Where the greeks come from
Feed a pricing model the five things the market gives you — the stock price, the strike, the time to expiry, the interest rate, and the option's own market price — and it backs out the volatility the price implies (that is implied volatility) and reports the slopes: delta, gamma, theta, vega, rho. Our tape recomputes them every session from the closing prices, which is how the trace above exists at all.
Which greek matters when
Delta and gamma rule directional and short-dated trades — the closer to expiry, the more violent the pairing, which is the engine of a 0DTE trade. Theta is the seller's income and the buyer's tax, and when an option expires sets how fast it bites. Vega dominates long-dated positions and earnings plays, where the story is volatility rather than direction. Read each greek's own page for the chart of how it behaves and what moves it.
FAQ
What are the option greeks in simple terms?

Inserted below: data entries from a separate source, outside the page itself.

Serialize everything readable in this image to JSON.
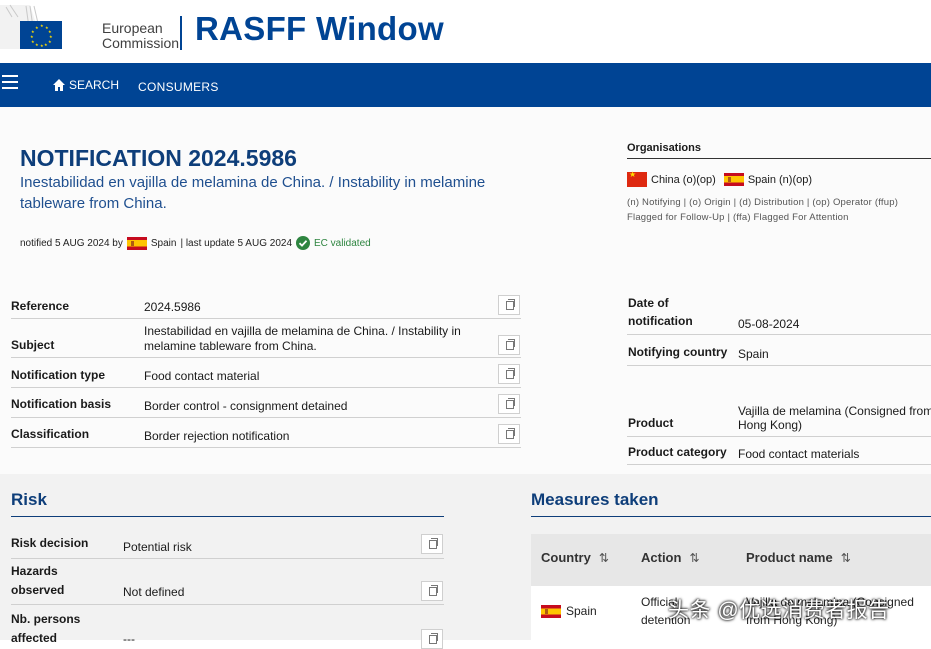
{
  "header": {
    "org_line1": "European",
    "org_line2": "Commission",
    "title": "RASFF Window",
    "brand_color": "#004494"
  },
  "nav": {
    "search_label": "SEARCH",
    "consumers_label": "CONSUMERS"
  },
  "notification": {
    "title": "NOTIFICATION 2024.5986",
    "subtitle": "Inestabilidad en vajilla de melamina de China. / Instability in melamine tableware from China.",
    "meta_prefix": "notified 5 AUG 2024 by",
    "meta_country": "Spain",
    "meta_update": "| last update 5 AUG 2024",
    "validated": "EC validated"
  },
  "organisations": {
    "title": "Organisations",
    "china": "China (o)(op)",
    "spain": "Spain (n)(op)",
    "legend": "(n) Notifying | (o) Origin | (d) Distribution | (op) Operator (ffup) Flagged for Follow-Up | (ffa) Flagged For Attention"
  },
  "details": [
    {
      "label": "Reference",
      "value": "2024.5986"
    },
    {
      "label": "Subject",
      "value": "Inestabilidad en vajilla de melamina de China. / Instability in melamine tableware from China."
    },
    {
      "label": "Notification type",
      "value": "Food contact material"
    },
    {
      "label": "Notification basis",
      "value": "Border control - consignment detained"
    },
    {
      "label": "Classification",
      "value": "Border rejection notification"
    }
  ],
  "right_details": [
    {
      "label": "Date of notification",
      "value": "05-08-2024"
    },
    {
      "label": "Notifying country",
      "value": "Spain"
    },
    {
      "label": "Product",
      "value": "Vajilla de melamina (Consigned from Hong Kong)"
    },
    {
      "label": "Product category",
      "value": "Food contact materials"
    }
  ],
  "risk": {
    "title": "Risk",
    "rows": [
      {
        "label": "Risk decision",
        "value": "Potential risk"
      },
      {
        "label": "Hazards observed",
        "value": "Not defined"
      },
      {
        "label": "Nb. persons affected",
        "value": "---"
      }
    ]
  },
  "measures": {
    "title": "Measures taken",
    "headers": [
      "Country",
      "Action",
      "Product name"
    ],
    "sort_glyph": "⇅",
    "row": {
      "country": "Spain",
      "action": "Official detention",
      "product": "Vajilla de melamina (Consigned from Hong Kong)"
    }
  },
  "watermark": "头条 @优选消费者报告"
}
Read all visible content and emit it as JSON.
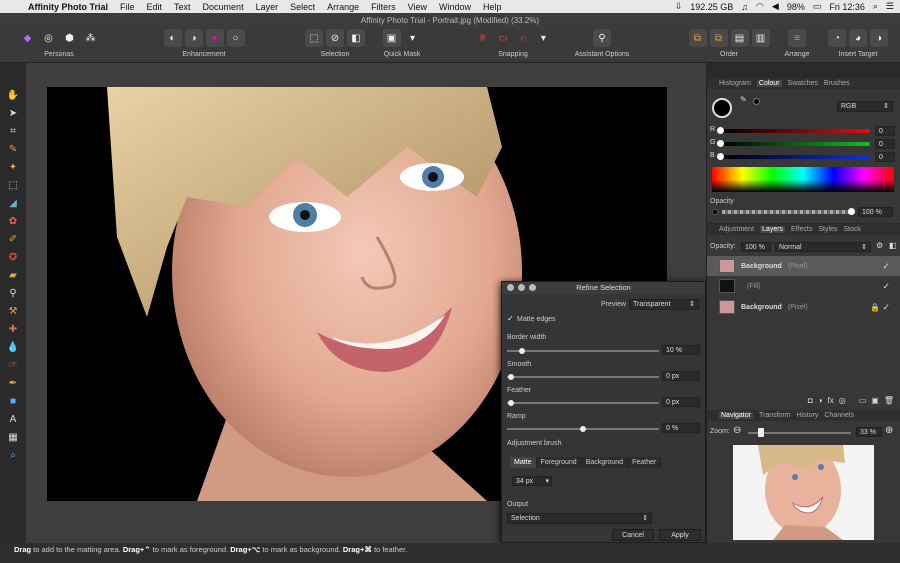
{
  "menubar": {
    "app": "Affinity Photo Trial",
    "items": [
      "File",
      "Edit",
      "Text",
      "Document",
      "Layer",
      "Select",
      "Arrange",
      "Filters",
      "View",
      "Window",
      "Help"
    ],
    "disk": "192.25 GB",
    "battery": "98%",
    "clock": "Fri 12:36"
  },
  "window": {
    "title": "Affinity Photo Trial - Portrait.jpg (Modified) (33.2%)"
  },
  "toolbar": {
    "personas": "Personas",
    "enhancement": "Enhancement",
    "selection": "Selection",
    "quick_mask": "Quick Mask",
    "snapping": "Snapping",
    "assistant": "Assistant Options",
    "order": "Order",
    "arrange": "Arrange",
    "insert_target": "Insert Target"
  },
  "colour_panel": {
    "tabs": [
      "Histogram",
      "Colour",
      "Swatches",
      "Brushes"
    ],
    "active_tab": "Colour",
    "mode": "RGB",
    "r_label": "R",
    "g_label": "G",
    "b_label": "B",
    "r_value": "0",
    "g_value": "0",
    "b_value": "0",
    "opacity_label": "Opacity",
    "opacity_value": "100 %",
    "colors": {
      "r": "#e01010",
      "g": "#10c020",
      "b": "#1030e0"
    }
  },
  "layers_panel": {
    "tabs": [
      "Adjustment",
      "Layers",
      "Effects",
      "Styles",
      "Stock"
    ],
    "active_tab": "Layers",
    "opacity_label": "Opacity:",
    "opacity_value": "100 %",
    "blend": "Normal",
    "layers": [
      {
        "name": "Background",
        "type": "(Pixel)"
      },
      {
        "name": "",
        "type": "(Fill)"
      },
      {
        "name": "Background",
        "type": "(Pixel)"
      }
    ]
  },
  "navigator": {
    "tabs": [
      "Navigator",
      "Transform",
      "History",
      "Channels"
    ],
    "active_tab": "Navigator",
    "zoom_label": "Zoom:",
    "zoom_value": "33 %"
  },
  "refine": {
    "title": "Refine Selection",
    "preview_label": "Preview",
    "preview_value": "Transparent",
    "matte_label": "Matte edges",
    "matte_checked": true,
    "border_label": "Border width",
    "border_value": "10 %",
    "border_level": 0.1,
    "smooth_label": "Smooth",
    "smooth_value": "0 px",
    "smooth_level": 0,
    "feather_label": "Feather",
    "feather_value": "0 px",
    "feather_level": 0,
    "ramp_label": "Ramp",
    "ramp_value": "0 %",
    "ramp_level": 0.5,
    "brush_label": "Adjustment brush",
    "brush_modes": [
      "Matte",
      "Foreground",
      "Background",
      "Feather"
    ],
    "brush_size": "34 px",
    "output_label": "Output",
    "output_value": "Selection",
    "cancel": "Cancel",
    "apply": "Apply"
  },
  "status": {
    "p1": "Drag",
    "t1": " to add to the matting area. ",
    "p2": "Drag+⌃",
    "t2": " to mark as foreground. ",
    "p3": "Drag+⌥",
    "t3": " to mark as background. ",
    "p4": "Drag+⌘",
    "t4": " to feather."
  }
}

They are five sensitivity numbers. Delta is the option's speed versus the stock, gamma its acceleration, theta its daily time decay, vega its reaction to volatility, and rho its reaction to interest rates. Together they describe how an option's price will move before it moves.
Are the greeks quoted by the exchange?
No. The exchange quotes the option's price; the greeks are computed from that price with a pricing model. Two vendors can report slightly different greeks for the same contract when they use different model assumptions. The values here are computed from official closing prices.
Which greek matters most?
It depends on the trade. Directional traders live on delta and gamma; sellers watch theta; earnings and long-dated positions turn on vega. For a same-day option, gamma dominates everything.
Why did the call above move so much more than SPY?
Leverage and curvature. A near-the-money option controls 100 shares for a fraction of their cost, so its percentage swings are far larger than the stock's — and since delta itself changes as the stock moves (gamma), those swings are not even linear.
How often do the greeks change?
Continuously, as their inputs do. Delta changes with every move in the stock (that is gamma), theta grinds a little lower each day, and vega reprices whenever implied volatility shifts. Each is a snapshot at a moment.